Vale lembrar que esta não é a tradução oficial da obra, que será lançada no Brasil em 2016, mas foi feita por pessoas competentes e experientes na área. Não se esqueça de registrar o seu comentário logo após ler, no modo notícia completa, o primeiro capítulo da continuidade das aventuras do detetive Cormoran Strike e sua assistente Robin Ellacot.
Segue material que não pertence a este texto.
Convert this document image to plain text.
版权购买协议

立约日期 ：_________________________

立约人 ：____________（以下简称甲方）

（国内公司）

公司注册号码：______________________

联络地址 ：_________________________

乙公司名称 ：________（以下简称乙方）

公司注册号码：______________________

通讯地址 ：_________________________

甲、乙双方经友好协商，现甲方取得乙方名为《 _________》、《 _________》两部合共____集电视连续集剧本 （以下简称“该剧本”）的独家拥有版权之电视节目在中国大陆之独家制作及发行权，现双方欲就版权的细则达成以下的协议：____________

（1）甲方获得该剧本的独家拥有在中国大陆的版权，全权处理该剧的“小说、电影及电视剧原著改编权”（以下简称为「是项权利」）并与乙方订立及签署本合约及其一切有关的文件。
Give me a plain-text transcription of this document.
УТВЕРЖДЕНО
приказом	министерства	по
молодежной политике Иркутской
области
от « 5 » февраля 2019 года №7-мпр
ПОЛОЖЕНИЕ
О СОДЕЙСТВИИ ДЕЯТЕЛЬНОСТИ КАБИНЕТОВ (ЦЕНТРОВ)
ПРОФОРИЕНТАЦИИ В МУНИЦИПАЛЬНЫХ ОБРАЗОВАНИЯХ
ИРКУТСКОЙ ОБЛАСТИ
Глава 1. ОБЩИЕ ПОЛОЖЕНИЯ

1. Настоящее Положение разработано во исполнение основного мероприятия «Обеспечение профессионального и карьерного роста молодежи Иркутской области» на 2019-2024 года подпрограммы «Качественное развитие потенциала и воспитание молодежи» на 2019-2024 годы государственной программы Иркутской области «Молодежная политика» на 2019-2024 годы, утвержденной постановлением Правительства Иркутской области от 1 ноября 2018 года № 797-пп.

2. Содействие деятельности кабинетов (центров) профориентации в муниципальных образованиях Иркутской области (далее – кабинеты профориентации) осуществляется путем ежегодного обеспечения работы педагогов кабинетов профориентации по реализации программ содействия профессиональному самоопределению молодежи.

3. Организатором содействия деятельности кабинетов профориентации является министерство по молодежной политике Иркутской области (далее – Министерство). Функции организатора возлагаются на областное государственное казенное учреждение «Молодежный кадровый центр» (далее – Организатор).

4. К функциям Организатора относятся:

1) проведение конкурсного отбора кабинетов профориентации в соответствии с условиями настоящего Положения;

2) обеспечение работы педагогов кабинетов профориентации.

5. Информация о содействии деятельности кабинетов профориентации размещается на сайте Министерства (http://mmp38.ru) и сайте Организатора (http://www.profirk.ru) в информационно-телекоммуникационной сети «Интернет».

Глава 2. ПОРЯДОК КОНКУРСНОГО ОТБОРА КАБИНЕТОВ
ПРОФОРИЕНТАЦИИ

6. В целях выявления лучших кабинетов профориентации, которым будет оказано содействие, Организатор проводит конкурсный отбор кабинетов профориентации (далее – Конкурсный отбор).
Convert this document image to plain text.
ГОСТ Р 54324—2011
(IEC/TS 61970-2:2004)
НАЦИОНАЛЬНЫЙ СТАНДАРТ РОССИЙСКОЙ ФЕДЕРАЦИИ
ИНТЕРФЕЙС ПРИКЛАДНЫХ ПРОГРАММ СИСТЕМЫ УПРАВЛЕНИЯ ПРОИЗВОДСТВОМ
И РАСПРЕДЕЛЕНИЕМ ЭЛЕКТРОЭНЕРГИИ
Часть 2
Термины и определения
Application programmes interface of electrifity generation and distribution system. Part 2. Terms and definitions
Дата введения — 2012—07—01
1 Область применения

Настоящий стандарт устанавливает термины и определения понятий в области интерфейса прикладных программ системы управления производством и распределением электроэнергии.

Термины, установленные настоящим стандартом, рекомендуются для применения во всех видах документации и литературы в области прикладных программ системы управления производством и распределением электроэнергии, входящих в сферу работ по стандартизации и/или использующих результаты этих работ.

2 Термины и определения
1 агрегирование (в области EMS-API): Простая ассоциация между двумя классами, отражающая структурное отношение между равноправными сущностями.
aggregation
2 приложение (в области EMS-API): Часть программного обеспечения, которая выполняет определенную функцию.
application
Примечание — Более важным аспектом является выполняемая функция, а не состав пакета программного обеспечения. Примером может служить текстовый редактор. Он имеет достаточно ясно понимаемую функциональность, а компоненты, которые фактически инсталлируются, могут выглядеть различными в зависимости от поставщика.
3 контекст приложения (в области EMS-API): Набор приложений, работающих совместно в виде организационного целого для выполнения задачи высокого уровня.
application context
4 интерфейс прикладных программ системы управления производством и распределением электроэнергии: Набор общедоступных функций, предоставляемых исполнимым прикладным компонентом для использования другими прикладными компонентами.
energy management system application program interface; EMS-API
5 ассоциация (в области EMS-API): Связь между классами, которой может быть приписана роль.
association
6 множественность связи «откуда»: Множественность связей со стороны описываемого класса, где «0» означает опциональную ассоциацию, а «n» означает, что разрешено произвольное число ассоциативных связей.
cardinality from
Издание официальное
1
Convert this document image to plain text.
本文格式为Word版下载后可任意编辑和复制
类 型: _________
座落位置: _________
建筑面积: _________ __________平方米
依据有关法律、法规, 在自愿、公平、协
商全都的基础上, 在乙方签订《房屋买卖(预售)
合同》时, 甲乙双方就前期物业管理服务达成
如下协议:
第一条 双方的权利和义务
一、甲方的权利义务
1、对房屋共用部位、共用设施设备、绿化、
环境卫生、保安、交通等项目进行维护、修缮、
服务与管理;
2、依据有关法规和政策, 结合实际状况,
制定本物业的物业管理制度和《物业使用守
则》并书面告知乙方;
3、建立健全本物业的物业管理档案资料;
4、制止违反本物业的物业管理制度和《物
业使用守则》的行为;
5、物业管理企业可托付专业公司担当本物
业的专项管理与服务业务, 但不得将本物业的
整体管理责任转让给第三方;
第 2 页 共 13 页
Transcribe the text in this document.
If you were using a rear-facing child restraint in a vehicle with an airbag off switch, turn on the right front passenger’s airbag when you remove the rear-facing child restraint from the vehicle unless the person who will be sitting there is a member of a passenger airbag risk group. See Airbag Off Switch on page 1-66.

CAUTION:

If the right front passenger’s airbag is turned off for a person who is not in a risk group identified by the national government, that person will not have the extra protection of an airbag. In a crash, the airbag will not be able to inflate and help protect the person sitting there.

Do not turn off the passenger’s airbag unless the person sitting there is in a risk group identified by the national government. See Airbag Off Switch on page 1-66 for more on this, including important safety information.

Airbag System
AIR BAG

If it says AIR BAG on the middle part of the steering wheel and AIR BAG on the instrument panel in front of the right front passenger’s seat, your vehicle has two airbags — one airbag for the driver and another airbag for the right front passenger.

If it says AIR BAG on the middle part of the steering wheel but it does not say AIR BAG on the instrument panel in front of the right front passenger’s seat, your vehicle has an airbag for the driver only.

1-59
O terceiro livro da série “Cormoran Strike” será publicado em inglês no próximo dia 20 nos Estados Unidos e 22 no Reino Unido.

No primeiro capítulo é apresentado um novo personagem na série que pretende vingança contra Strike. Alguns leitores já nos disseram que acharam o livro (ou o seu começo, pelo menos) extremamente mais sombrio do que os anteriores, como destacamos abaixo:

“Ele não havia conseguido se livrar de todo o sangue dela. Uma linha escura, como um parêntese, jazia sob a unha do seu dedo médio esquerdo. Ele se pôs a removê-la, apesar de gostar bastante de vê-la ali: uma lembrança dos prazeres do dia anterior. Depois de um minuto de raspagem em vão, ele colocou a unha sangrenta na boca e chupou. O amargor do ferro o remeteu ao grande fluxo que escorrera desenfreado pelo chão de azulejos, respingando nas paredes, encharcando seus jeans e transformando as toalhas de banho cor de pêssego – macias, secas e dobradas com cuidado – em trapos ensopados de sangue.”

Traduzido por: Luiza Miranda.
Revisado por: Pedro Martins.

Continue nos acompanhando para mais informações e para ler o segundo capítulo traduzido amanhã!

CAREER OF EVIL
Capítulo 1 publicado pelo The Guardian

Traduzido por: Luiza Miranda.
Revisado por: Pedro Martins.

2011

Este Não é o Verão do Amor

Ele não havia conseguido se livrar de todo o sangue dela. Uma linha escura, como um parêntese, jazia sob a unha do seu dedo médio esquerdo. Ele se pôs a removê-la, apesar de gostar bastante de vê-la ali: uma lembrança dos prazeres do dia anterior. Depois de um minuto de raspagem em vão, ele colocou a unha sangrenta na boca e chupou. O amargor do ferro o remeteu ao grande fluxo que escorrera desenfreado pelo chão de azulejos, respingando nas paredes, encharcando seus jeans e transformando as toalhas de banho cor de pêssego – macias, secas e dobradas com cuidado – em trapos ensopados de sangue.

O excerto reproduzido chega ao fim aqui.